Use asynchronous job execution from day one. Repo-scale analysis will outgrow request-response quickly.

## Observability

If Solvix is meant to grow into infrastructure, make it observable early.

Track:

- parse time by language
- rule execution time by rule id
- files skipped by reason
- syntax failures by language
- result counts by severity

This will tell you where the engine is slow, weak, or noisy.

## Testing Strategy

Testing should mirror the architecture.

### Core tests

- parser contract tests per language
- IR normalization snapshot tests
- rule unit tests
- scoring tests
- context analyzer tests

### Cross-surface tests

- CLI golden output tests
- JSON schema validation tests
- plugin transport contract tests
- cloud API contract tests

### Long-life safety nets

- fixture corpus for real-world repositories
- regression tests for false positives
- performance benchmarks on large repositories

Do not rely only on toy samples. Samples prove basics; corpora prove durability.

## Security and Trust

Solvix reads source code, so trust boundaries matter.

Non-negotiables:

- never execute analyzed code
- treat files as untrusted input
- isolate parser failures
- redact secrets from cloud uploads where possible
- make cloud upload opt-in

For the plugin and cloud era, privacy posture becomes a product feature.

## Release Phases

### Phase 1: Local Engine

Ship:

- `core`
- `cli`
- JSON schema v1
- parser adapters for the first language set
- universal rules

### Phase 2: Editor Experience

Ship:

- plugin shell
- local CLI bridge
- inline diagnostics
- debounce and cache

### Phase 3: Team Platform

Ship:

- cloud API
- job queue
- persistence
- project dashboards
- CI integration

### Phase 4: Intelligence Expansion

Ship:

- rule packs
- framework-aware context
- historical trend analysis
- performance baselining

## Immediate Recommendation

Do not build the original flat folder layout exactly as written if the goal is true longevity. It is good for a prototype, but it will tighten into knots once plugin and cloud arrive.

Build this instead:

1. Start with the monorepo now.
2. Put all analysis semantics in `packages/core`.
3. Define versioned contracts in `packages/schemas`.
4. Keep the CLI thin in `packages/cli`.
5. Treat plugin and cloud as future consumers, not future rewrites.

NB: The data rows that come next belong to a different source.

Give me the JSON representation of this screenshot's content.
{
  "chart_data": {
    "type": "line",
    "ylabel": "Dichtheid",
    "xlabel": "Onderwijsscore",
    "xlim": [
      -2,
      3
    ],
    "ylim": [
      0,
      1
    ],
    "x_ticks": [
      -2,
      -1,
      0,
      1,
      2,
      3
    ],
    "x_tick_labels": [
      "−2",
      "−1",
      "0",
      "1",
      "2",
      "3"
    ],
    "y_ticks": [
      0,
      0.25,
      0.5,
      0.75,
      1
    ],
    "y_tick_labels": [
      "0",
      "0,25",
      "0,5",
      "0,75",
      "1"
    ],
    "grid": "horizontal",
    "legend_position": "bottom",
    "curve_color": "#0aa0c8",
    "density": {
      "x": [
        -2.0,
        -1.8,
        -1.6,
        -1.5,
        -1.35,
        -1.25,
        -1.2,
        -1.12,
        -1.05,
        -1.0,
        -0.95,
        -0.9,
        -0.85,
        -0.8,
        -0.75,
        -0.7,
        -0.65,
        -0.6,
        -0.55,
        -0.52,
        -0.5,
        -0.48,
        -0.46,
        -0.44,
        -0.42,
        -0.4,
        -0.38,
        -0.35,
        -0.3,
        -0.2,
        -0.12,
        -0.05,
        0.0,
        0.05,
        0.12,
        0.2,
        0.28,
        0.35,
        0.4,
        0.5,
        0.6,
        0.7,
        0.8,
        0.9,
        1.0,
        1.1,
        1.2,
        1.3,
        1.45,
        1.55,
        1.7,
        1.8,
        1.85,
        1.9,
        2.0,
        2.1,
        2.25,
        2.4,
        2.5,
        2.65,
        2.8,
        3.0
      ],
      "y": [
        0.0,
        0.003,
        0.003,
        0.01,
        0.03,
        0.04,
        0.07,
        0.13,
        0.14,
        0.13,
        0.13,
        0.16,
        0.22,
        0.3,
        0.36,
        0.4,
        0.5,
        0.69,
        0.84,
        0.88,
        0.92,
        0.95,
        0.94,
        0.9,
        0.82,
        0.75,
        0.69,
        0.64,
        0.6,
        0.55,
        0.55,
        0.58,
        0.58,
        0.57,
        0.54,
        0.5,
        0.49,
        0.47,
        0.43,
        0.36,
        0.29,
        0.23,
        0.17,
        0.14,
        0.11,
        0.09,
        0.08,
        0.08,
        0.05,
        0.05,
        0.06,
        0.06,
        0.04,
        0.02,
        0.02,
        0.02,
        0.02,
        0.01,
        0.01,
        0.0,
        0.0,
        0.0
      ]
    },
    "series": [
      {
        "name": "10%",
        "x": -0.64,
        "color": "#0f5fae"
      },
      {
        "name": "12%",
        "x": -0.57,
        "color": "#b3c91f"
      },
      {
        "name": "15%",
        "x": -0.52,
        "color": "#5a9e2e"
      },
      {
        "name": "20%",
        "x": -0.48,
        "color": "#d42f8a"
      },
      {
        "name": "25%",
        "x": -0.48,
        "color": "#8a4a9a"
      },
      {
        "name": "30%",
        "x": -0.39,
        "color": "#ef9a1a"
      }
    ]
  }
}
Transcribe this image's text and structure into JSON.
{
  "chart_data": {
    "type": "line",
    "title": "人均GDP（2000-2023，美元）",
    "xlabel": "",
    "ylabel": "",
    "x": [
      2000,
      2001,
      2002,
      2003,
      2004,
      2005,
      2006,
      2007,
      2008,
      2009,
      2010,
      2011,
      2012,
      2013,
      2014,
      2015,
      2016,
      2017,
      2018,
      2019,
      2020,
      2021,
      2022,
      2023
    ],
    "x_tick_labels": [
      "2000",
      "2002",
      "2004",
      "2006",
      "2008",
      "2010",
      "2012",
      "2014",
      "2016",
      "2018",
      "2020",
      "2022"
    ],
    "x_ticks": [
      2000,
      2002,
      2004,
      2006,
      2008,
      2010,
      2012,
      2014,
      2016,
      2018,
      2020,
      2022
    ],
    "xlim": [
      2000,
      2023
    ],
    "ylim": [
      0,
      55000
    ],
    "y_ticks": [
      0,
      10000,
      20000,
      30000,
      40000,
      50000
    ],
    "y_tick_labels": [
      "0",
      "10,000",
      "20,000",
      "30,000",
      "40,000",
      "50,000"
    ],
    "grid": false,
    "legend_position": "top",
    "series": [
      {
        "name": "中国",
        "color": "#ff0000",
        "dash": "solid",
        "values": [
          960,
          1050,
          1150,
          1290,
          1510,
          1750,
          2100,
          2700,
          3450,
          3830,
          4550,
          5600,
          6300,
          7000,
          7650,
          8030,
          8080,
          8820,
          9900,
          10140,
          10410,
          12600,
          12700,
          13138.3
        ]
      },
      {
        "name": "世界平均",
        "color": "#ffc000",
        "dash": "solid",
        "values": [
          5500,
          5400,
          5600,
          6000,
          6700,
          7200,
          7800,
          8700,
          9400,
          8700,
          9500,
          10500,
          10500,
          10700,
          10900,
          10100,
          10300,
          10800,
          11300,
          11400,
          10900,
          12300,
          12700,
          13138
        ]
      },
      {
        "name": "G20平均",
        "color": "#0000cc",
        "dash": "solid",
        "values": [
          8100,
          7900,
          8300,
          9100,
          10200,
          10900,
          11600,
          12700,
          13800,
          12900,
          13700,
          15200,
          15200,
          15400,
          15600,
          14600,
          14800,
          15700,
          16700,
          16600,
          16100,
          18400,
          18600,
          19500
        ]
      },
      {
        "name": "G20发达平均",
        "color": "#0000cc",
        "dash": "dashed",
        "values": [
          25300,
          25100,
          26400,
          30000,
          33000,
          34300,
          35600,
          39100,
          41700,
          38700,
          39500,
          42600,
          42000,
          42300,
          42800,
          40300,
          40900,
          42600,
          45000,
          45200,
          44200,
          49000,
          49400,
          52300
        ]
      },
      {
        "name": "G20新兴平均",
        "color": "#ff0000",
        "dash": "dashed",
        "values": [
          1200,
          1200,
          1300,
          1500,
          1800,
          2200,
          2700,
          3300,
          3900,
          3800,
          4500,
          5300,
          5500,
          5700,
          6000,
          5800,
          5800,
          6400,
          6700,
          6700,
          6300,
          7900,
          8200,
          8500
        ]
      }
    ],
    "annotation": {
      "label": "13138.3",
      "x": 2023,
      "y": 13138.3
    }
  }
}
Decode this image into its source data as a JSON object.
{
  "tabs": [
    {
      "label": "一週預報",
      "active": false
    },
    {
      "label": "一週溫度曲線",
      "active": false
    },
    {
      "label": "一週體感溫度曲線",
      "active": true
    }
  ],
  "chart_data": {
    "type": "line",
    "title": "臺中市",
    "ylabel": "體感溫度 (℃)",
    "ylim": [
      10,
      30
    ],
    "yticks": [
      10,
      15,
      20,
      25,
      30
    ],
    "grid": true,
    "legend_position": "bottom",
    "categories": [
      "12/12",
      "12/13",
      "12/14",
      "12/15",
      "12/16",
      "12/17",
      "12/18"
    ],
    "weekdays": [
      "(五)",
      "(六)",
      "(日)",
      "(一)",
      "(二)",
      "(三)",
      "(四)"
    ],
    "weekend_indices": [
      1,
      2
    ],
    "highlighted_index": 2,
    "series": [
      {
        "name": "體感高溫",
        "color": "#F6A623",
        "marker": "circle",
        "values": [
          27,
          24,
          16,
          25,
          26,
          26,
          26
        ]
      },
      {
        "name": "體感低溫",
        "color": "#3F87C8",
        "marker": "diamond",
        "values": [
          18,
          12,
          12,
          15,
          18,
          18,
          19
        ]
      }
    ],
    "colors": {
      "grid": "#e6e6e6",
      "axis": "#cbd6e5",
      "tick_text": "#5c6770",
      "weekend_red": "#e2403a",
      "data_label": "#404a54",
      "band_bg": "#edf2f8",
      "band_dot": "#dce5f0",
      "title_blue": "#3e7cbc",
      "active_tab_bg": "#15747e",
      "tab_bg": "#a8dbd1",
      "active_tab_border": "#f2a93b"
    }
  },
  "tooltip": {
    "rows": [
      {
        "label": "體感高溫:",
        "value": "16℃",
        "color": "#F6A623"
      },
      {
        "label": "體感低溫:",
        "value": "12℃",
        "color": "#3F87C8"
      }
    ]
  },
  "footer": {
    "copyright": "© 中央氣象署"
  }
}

## Final Architectural Bet

The winning long-term architecture for Solvix is:

- **monorepo**
- **shared core engine**
- **versioned schemas**
- **thin delivery surfaces**
- **pluggable parsers**
- **rule-engine isolation**
- **async cloud orchestration later**

That gives you something strong enough to start small, but clean enough to still make sense when Solvix has a CLI, an editor presence, CI hooks, team dashboards, and years of rule evolution behind it.